"Bonsoir.... camarades, capitalistes, plus ou moins verts!"
Voici comment nous accueille notre professeur de Comptabilité Environnementale tous les mercredis soir, 18h00. Et ce depuis début septembre.
Voilà donc comment je choisi de vous saluer aujourd'hui.
Nous sommes rendus à deux semaine avant la fin de cette merveilleuse session et sommes tout chamboulés par tant de savoirs qui s'accumulent dans nos têtes.
Rétrospection :
Avant d'entamer cette session nous pensions que la matière la plus intéressante serait celle de la gestion des ressources humaines et relations de travail, puis la comptabilité environnementale, et pour finir le contrôle de gestion.

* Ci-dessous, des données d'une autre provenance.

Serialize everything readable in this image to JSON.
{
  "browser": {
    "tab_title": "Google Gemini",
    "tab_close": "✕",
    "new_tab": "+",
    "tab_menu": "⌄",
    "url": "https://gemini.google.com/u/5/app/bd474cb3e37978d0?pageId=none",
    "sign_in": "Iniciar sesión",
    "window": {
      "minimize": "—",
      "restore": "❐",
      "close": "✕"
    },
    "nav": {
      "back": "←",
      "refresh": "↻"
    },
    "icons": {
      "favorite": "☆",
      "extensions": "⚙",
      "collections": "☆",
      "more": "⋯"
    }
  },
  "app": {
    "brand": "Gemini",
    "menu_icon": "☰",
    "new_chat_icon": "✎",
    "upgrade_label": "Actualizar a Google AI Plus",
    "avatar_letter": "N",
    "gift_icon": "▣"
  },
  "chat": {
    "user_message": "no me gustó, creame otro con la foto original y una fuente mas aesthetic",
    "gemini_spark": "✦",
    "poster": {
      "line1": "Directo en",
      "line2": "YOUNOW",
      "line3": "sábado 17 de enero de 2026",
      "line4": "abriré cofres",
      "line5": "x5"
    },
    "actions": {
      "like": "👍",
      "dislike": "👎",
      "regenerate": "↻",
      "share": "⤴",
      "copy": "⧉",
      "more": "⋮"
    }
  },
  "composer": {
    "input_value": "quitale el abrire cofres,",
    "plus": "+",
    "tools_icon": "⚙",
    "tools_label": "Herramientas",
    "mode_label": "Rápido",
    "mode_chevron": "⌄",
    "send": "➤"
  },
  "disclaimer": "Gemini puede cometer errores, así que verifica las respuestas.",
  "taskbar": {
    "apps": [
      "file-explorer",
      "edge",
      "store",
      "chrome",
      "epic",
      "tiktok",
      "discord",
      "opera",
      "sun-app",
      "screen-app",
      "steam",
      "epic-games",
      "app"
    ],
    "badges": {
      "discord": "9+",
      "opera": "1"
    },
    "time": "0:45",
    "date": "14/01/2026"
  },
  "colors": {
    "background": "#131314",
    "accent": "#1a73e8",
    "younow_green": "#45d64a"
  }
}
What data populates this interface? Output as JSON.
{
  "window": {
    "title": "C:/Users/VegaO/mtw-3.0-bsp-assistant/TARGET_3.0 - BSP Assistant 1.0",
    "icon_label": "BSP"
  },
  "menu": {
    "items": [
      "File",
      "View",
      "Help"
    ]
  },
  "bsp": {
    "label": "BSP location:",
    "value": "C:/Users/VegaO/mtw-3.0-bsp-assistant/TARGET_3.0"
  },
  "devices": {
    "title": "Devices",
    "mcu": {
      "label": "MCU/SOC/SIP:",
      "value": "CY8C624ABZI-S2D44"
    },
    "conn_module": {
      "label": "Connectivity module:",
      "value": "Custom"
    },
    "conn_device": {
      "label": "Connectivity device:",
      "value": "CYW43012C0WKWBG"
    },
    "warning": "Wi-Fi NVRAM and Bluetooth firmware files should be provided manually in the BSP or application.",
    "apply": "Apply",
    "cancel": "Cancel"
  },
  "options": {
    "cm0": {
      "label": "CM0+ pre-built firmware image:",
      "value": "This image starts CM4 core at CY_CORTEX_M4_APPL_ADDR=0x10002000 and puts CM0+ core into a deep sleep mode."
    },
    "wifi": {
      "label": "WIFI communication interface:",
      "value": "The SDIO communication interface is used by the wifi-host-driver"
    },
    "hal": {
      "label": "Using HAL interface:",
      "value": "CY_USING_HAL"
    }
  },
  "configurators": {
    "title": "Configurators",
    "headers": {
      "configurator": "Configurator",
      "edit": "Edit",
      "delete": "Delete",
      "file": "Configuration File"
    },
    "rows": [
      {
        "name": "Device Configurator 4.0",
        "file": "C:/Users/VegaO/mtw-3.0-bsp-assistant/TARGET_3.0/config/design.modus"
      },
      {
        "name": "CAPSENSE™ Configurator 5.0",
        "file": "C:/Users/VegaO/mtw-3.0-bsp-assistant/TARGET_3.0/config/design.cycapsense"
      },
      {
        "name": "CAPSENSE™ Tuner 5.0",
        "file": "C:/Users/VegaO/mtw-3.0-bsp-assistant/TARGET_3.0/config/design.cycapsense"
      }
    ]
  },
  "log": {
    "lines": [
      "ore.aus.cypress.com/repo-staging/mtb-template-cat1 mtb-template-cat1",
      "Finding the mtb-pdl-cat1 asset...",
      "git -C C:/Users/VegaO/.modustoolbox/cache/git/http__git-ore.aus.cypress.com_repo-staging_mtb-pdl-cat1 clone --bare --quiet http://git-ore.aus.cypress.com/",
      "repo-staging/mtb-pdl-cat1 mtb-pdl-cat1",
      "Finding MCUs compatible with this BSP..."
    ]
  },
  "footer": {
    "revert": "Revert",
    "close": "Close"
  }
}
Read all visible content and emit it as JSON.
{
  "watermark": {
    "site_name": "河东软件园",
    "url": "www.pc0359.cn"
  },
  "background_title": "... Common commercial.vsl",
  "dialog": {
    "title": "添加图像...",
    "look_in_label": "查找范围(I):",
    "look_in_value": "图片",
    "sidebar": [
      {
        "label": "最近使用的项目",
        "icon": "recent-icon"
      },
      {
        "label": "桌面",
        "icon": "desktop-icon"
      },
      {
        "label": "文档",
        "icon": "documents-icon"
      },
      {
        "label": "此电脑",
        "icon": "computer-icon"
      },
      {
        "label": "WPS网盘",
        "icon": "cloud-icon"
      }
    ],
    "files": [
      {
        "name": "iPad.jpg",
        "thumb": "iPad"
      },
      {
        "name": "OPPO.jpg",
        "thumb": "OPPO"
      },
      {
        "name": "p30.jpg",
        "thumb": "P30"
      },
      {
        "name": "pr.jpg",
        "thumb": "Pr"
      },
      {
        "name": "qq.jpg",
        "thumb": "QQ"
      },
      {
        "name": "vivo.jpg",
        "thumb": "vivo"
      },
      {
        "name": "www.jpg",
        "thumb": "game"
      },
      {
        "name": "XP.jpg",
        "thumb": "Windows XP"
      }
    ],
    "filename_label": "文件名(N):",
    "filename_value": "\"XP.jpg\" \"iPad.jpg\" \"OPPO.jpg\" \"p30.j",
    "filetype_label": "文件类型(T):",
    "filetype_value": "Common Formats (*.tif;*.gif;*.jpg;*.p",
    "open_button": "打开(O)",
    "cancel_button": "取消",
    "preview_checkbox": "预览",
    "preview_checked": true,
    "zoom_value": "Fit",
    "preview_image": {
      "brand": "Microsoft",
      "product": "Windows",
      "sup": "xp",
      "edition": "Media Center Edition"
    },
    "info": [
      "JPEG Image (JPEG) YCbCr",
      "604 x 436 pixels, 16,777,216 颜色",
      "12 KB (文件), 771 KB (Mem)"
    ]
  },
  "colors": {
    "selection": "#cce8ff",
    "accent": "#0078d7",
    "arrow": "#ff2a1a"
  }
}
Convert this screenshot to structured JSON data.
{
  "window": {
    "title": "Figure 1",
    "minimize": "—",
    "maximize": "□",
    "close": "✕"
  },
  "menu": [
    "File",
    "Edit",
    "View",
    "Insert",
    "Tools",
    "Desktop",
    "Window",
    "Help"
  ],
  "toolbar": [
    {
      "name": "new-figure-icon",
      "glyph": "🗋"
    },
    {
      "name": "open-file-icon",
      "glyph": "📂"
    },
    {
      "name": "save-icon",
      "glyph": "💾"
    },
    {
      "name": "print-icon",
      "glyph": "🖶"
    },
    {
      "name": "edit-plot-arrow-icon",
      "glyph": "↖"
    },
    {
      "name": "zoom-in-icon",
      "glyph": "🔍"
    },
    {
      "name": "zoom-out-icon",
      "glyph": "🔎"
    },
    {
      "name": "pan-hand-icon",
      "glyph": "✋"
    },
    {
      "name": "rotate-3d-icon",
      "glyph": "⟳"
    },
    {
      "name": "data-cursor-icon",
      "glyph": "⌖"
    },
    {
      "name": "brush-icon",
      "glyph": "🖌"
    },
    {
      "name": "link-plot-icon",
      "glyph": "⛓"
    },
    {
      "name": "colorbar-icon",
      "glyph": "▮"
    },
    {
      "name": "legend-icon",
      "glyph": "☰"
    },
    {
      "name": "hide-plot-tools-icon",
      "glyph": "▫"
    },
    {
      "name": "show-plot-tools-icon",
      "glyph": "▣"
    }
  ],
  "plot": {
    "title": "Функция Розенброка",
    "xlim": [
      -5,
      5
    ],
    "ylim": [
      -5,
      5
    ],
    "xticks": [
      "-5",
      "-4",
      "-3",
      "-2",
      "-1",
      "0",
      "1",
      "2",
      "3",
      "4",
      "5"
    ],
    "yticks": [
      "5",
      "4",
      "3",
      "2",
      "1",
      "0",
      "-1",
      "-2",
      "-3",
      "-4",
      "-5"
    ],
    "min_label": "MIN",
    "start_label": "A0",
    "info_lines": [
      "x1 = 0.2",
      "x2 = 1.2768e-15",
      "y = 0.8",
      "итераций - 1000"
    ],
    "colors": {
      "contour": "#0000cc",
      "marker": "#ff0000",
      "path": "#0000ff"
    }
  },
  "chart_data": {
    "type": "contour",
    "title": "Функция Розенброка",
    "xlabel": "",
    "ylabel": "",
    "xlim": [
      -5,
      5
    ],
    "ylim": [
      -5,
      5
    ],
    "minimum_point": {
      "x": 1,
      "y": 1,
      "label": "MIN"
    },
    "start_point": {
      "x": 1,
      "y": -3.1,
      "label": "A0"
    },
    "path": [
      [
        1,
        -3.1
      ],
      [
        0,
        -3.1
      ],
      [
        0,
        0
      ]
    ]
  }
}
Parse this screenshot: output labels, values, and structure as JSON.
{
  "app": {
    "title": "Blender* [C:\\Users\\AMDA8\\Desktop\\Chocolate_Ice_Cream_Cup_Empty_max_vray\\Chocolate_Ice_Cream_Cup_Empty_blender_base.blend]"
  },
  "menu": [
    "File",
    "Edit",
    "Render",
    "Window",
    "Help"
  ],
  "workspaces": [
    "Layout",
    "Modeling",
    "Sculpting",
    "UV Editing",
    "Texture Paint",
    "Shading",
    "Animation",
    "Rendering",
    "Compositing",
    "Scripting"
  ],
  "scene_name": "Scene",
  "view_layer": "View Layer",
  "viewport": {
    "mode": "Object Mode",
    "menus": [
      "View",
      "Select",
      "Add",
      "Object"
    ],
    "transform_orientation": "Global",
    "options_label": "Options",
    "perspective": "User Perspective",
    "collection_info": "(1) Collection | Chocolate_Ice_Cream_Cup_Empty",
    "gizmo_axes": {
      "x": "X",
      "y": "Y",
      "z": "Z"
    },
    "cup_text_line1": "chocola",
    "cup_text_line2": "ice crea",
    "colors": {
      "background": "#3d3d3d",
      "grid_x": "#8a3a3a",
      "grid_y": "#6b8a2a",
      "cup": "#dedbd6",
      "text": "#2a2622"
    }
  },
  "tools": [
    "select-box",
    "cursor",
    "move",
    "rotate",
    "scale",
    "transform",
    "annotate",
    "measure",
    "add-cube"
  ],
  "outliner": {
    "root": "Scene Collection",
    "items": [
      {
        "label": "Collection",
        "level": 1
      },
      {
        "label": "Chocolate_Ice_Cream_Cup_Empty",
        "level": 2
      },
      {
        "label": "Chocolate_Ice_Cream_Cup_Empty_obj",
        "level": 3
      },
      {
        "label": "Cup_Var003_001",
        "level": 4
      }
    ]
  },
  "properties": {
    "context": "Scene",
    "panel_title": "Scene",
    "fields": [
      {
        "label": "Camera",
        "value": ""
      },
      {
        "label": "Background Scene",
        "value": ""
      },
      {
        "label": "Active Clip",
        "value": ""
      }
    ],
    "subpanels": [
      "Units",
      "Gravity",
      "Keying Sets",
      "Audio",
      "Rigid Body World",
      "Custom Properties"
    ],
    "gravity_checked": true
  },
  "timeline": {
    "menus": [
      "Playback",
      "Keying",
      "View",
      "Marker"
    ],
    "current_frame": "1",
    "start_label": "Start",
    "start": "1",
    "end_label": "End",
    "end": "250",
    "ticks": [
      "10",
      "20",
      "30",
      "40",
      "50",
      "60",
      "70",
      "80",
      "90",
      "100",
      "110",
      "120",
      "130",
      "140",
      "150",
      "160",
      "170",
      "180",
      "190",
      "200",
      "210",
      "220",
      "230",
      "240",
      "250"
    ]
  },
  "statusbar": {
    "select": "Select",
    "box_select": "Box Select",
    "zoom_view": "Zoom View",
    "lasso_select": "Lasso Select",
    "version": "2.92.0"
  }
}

Et oui, l'aspect management de la GRH nous semblait être la partie la plus palpitante de nos 4 mois d'études étant donné que le cours contrôle de gestion nous avez déjà été donné l'année passé (pas très funky de revoir encore et encore les fondements et théoriques et soporifiques d'une telle matière nous disions-nous à l'époque), et que la comptabilité nous apparaissait comme une zone d'ombre, floue. Alors qu'au contraire, notre professeur de communication de l'année passée à l'IAE de Pau nous avait "donné le goût" (expression typiquement québécoise) du management et des relations de travail régissant le monde de l'entreprise.
Et bien figurez vous que nous avions tout FAUX.
Sur toute la ligne.
(Étonnant, je sais)
Analyse critique :
Les faits sont là :
- le contrôle de gestion est la matière qui nous a le plus passionné, contre toute attente. Notre professeure n'y est pas pour rien, c'est vrai.
- la comptabilité environnementale nous a apporté beaucoup d'intérêt pour tout ce qui a trait au monde qui nous entoure : questions écologiques au travers des dimensions économiques, éthiques, politiques, gouvernementales...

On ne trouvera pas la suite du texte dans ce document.